Jon Shepherd, Head of Programmes & Funding at Frank Water

Work so far

In year one, Frank Water’s team successfully collaborated with leading technical and local partners to assess the state of water resources and water governance in Anekal taluk, a peri-urban area on the outskirts of Bengaluru, Bangalore, building on their previous experience in this area.

Anekal is an urbanising industrial area with 700,000 residents. In Anekal town, 38% of residents lack a connection to mains water.  In addition, it is home to 137 factories engaged in the electronics industry today. Around 80-90% of water demand is for agriculture whilst domestic and industrial demands accounts for around 10-20%. Around 60% of borewells are non-functional as of the present day.

The team generated a model to forecast water resource availability using both earth observation (EO) data and local surveys, created a series of decision indicators to support better and fairer decision-making for water resource allocations, and produced a comprehensive stakeholder map of water resources management institutions.

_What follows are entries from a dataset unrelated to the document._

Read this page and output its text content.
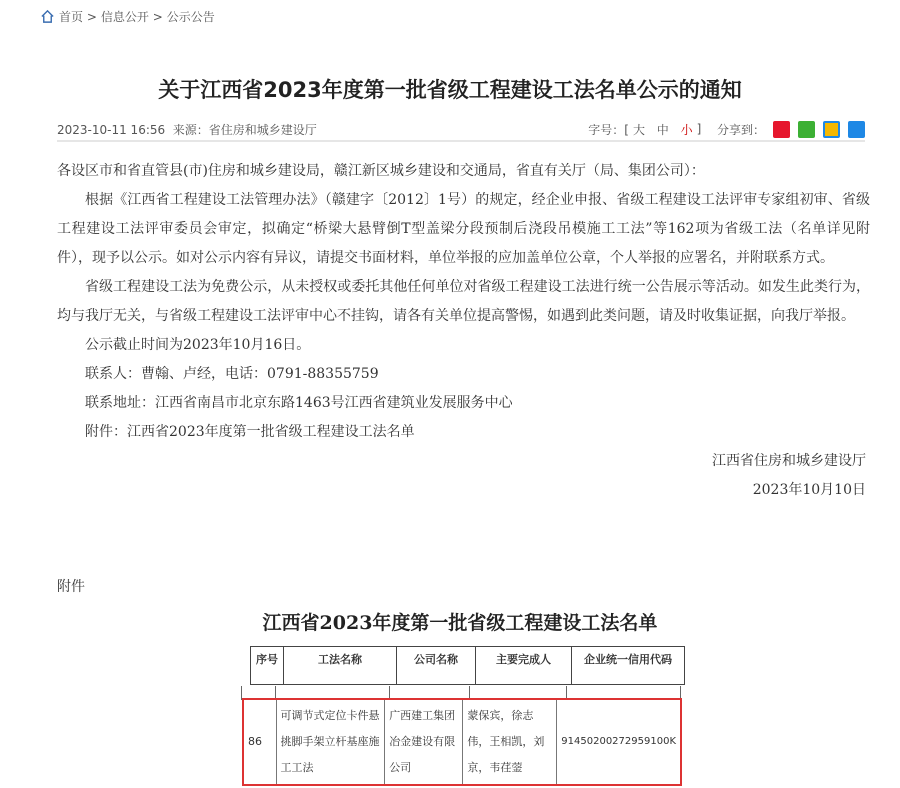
首页 > 信息公开 > 公示公告
关于江西省2023年度第一批省级工程建设工法名单公示的通知
2023-10-11 16:56 来源：省住房和城乡建设厅	字号：[ 大
中
小 ]
分享到：

各设区市和省直管县(市)住房和城乡建设局，赣江新区城乡建设和交通局，省直有关厅（局、集团公司）：

根据《江西省工程建设工法管理办法》（赣建字〔2012〕1号）的规定，经企业申报、省级工程建设工法评审专家组初审、省级工程建设工法评审委员会审定，拟确定“桥梁大悬臂倒T型盖梁分段预制后浇段吊模施工工法”等162项为省级工法（名单详见附件），现予以公示。如对公示内容有异议，请提交书面材料，单位举报的应加盖单位公章，个人举报的应署名，并附联系方式。

省级工程建设工法为免费公示，从未授权或委托其他任何单位对省级工程建设工法进行统一公告展示等活动。如发生此类行为，均与我厅无关，与省级工程建设工法评审中心不挂钩，请各有关单位提高警惕，如遇到此类问题，请及时收集证据，向我厅举报。

公示截止时间为2023年10月16日。

联系人：曹翰、卢经，电话：0791-88355759

联系地址：江西省南昌市北京东路1463号江西省建筑业发展服务中心

附件：江西省2023年度第一批省级工程建设工法名单

江西省住房和城乡建设厅

2023年10月10日

附件
江西省2023年度第一批省级工程建设工法名单
序号	工法名称	公司名称	主要完成人	企业统一信用代码
86	可调节式定位卡件悬挑脚手架立杆基座施工工法	广西建工集团冶金建设有限公司	蒙保宾，徐志伟，王相凯，刘京，韦荏蓥	91450200272959100K
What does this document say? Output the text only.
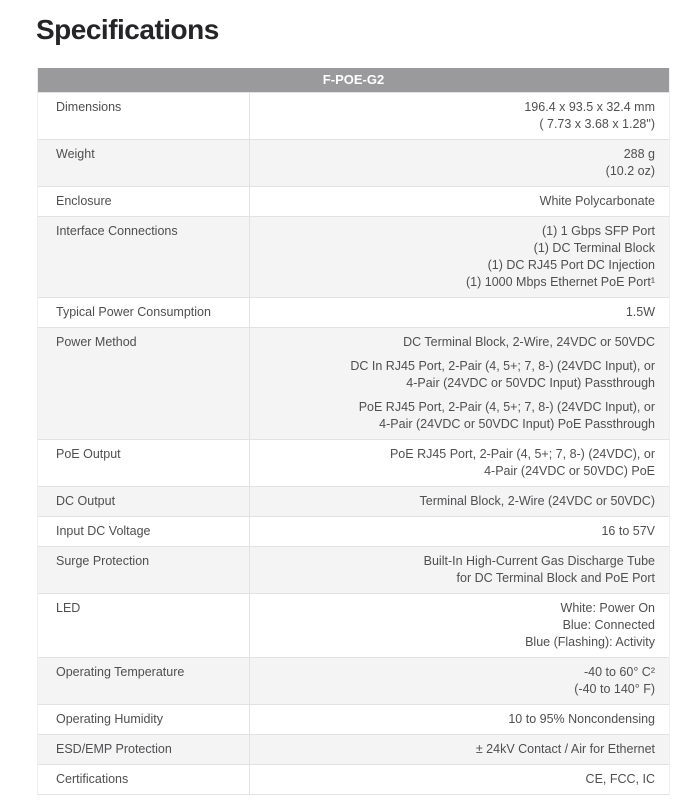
Specifications
F-POE-G2
Dimensions	196.4 x 93.5 x 32.4 mm
( 7.73 x 3.68 x 1.28")
Weight	288 g
(10.2 oz)
Enclosure	White Polycarbonate
Interface Connections	(1) 1 Gbps SFP Port
(1) DC Terminal Block
(1) DC RJ45 Port DC Injection
(1) 1000 Mbps Ethernet PoE Port¹
Typical Power Consumption	1.5W
Power Method	DC Terminal Block, 2-Wire, 24VDC or 50VDC
DC In RJ45 Port, 2-Pair (4, 5+; 7, 8-) (24VDC Input), or
4-Pair (24VDC or 50VDC Input) Passthrough
PoE RJ45 Port, 2-Pair (4, 5+; 7, 8-) (24VDC Input), or
4-Pair (24VDC or 50VDC Input) PoE Passthrough
PoE Output	PoE RJ45 Port, 2-Pair (4, 5+; 7, 8-) (24VDC), or
4-Pair (24VDC or 50VDC) PoE
DC Output	Terminal Block, 2-Wire (24VDC or 50VDC)
Input DC Voltage	16 to 57V
Surge Protection	Built-In High-Current Gas Discharge Tube
for DC Terminal Block and PoE Port
LED	White: Power On
Blue: Connected
Blue (Flashing): Activity
Operating Temperature	-40 to 60° C²
(-40 to 140° F)
Operating Humidity	10 to 95% Noncondensing
ESD/EMP Protection	± 24kV Contact / Air for Ethernet
Certifications	CE, FCC, IC
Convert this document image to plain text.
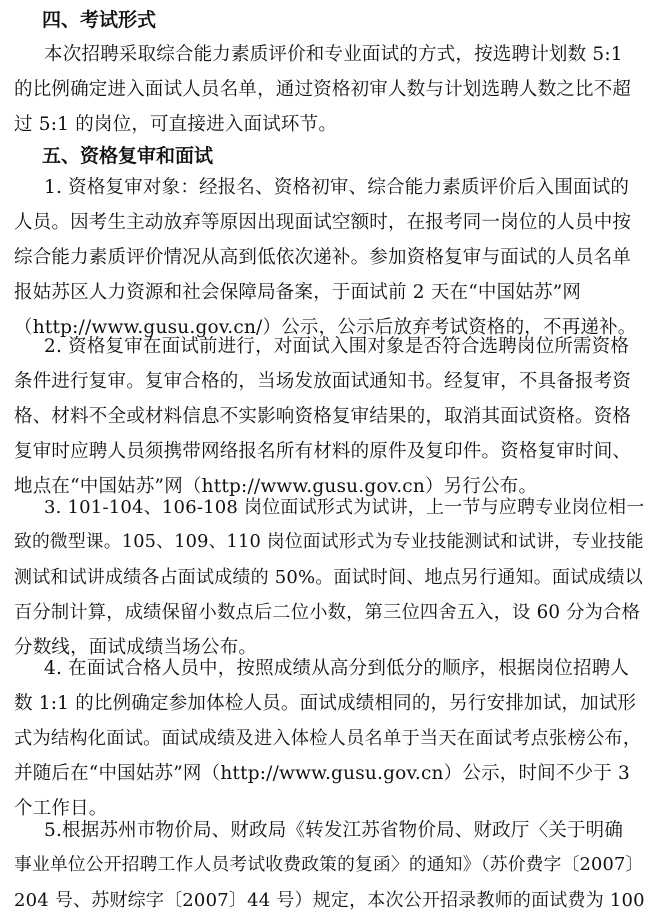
四、考试形式
本次招聘采取综合能力素质评价和专业面试的方式，按选聘计划数 5:1
的比例确定进入面试人员名单，通过资格初审人数与计划选聘人数之比不超
过 5:1 的岗位，可直接进入面试环节。
五、资格复审和面试
1. 资格复审对象：经报名、资格初审、综合能力素质评价后入围面试的
人员。因考生主动放弃等原因出现面试空额时，在报考同一岗位的人员中按
综合能力素质评价情况从高到低依次递补。参加资格复审与面试的人员名单
报姑苏区人力资源和社会保障局备案，于面试前 2 天在“中国姑苏”网
（http://www.gusu.gov.cn/）公示，公示后放弃考试资格的，不再递补。
2. 资格复审在面试前进行，对面试入围对象是否符合选聘岗位所需资格
条件进行复审。复审合格的，当场发放面试通知书。经复审，不具备报考资
格、材料不全或材料信息不实影响资格复审结果的，取消其面试资格。资格
复审时应聘人员须携带网络报名所有材料的原件及复印件。资格复审时间、
地点在“中国姑苏”网（http://www.gusu.gov.cn）另行公布。
3. 101-104、106-108 岗位面试形式为试讲，上一节与应聘专业岗位相一
致的微型课。105、109、110 岗位面试形式为专业技能测试和试讲，专业技能
测试和试讲成绩各占面试成绩的 50%。面试时间、地点另行通知。面试成绩以
百分制计算，成绩保留小数点后二位小数，第三位四舍五入，设 60 分为合格
分数线，面试成绩当场公布。
4. 在面试合格人员中，按照成绩从高分到低分的顺序，根据岗位招聘人
数 1:1 的比例确定参加体检人员。面试成绩相同的，另行安排加试，加试形
式为结构化面试。面试成绩及进入体检人员名单于当天在面试考点张榜公布，
并随后在“中国姑苏”网（http://www.gusu.gov.cn）公示，时间不少于 3
个工作日。
5.根据苏州市物价局、财政局《转发江苏省物价局、财政厅〈关于明确
事业单位公开招聘工作人员考试收费政策的复函〉的通知》（苏价费字〔2007〕
204 号、苏财综字〔2007〕44 号）规定，本次公开招录教师的面试费为 100
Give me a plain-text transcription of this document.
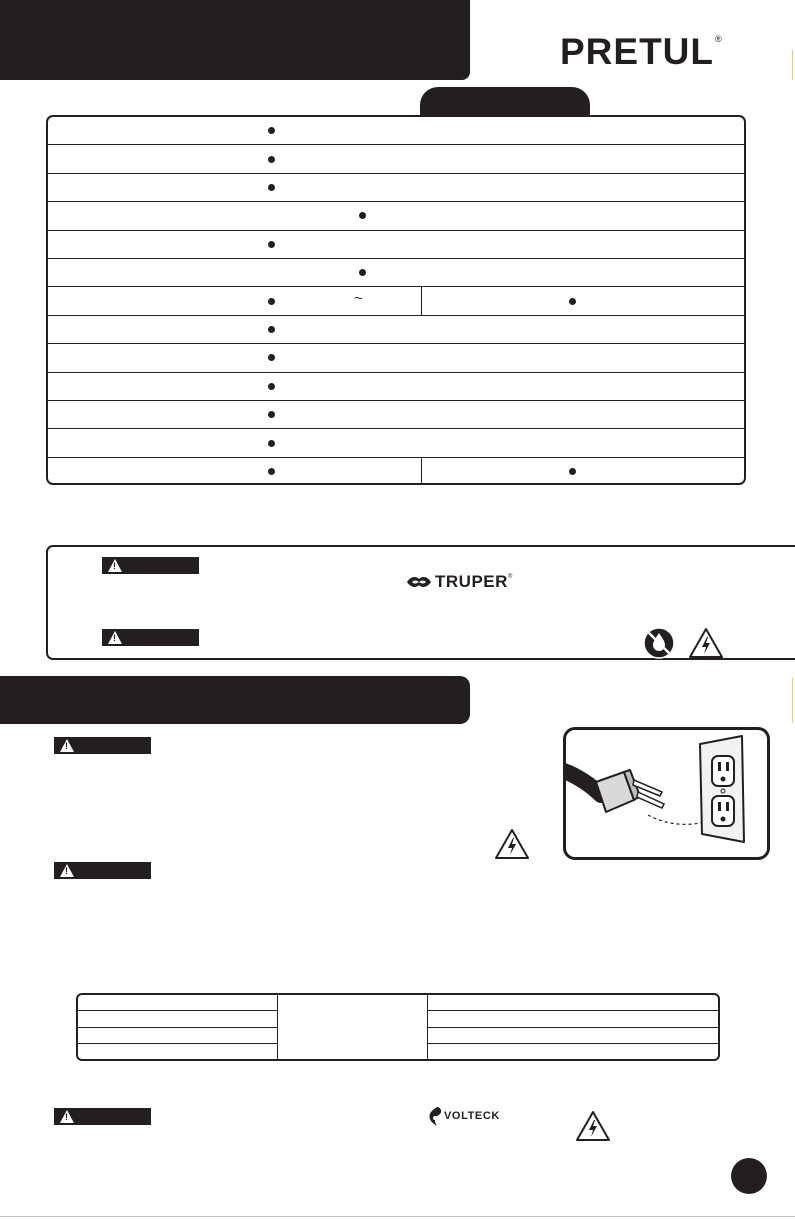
PRETUL®
~
!
!
TRUPER®
!
!
!
VOLTECK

The model and associated forecasts are available on the online platform here.

Widening our scale and scope in India

As we enter the second phase of the project, we shall be continuing our work in Aneka taluk and applying a similar approach to Sriperumbudur outside the city of Chennai. We shall be focussing on the role of industrial production sites beyond their boundaries and will be founding a Coalition for Water Stewardship to enable them to play a positive role in creating a sustainable water balance and supporting fairer water allocations in their watershed.

Map of India

Our current partners

Core funding for the first two years of the project has been sourced from Apple through an environmental partnership. For the first year of the project, we collaborated with Myrada and the Foundation for Ecological Security to gain a deep multi-faceted understanding of the watershed in Anekal. DHI, our technical partner, harnessed its world-leading modelling expertise to create a watershed model and forecast the impact of multiple climate change scenarios.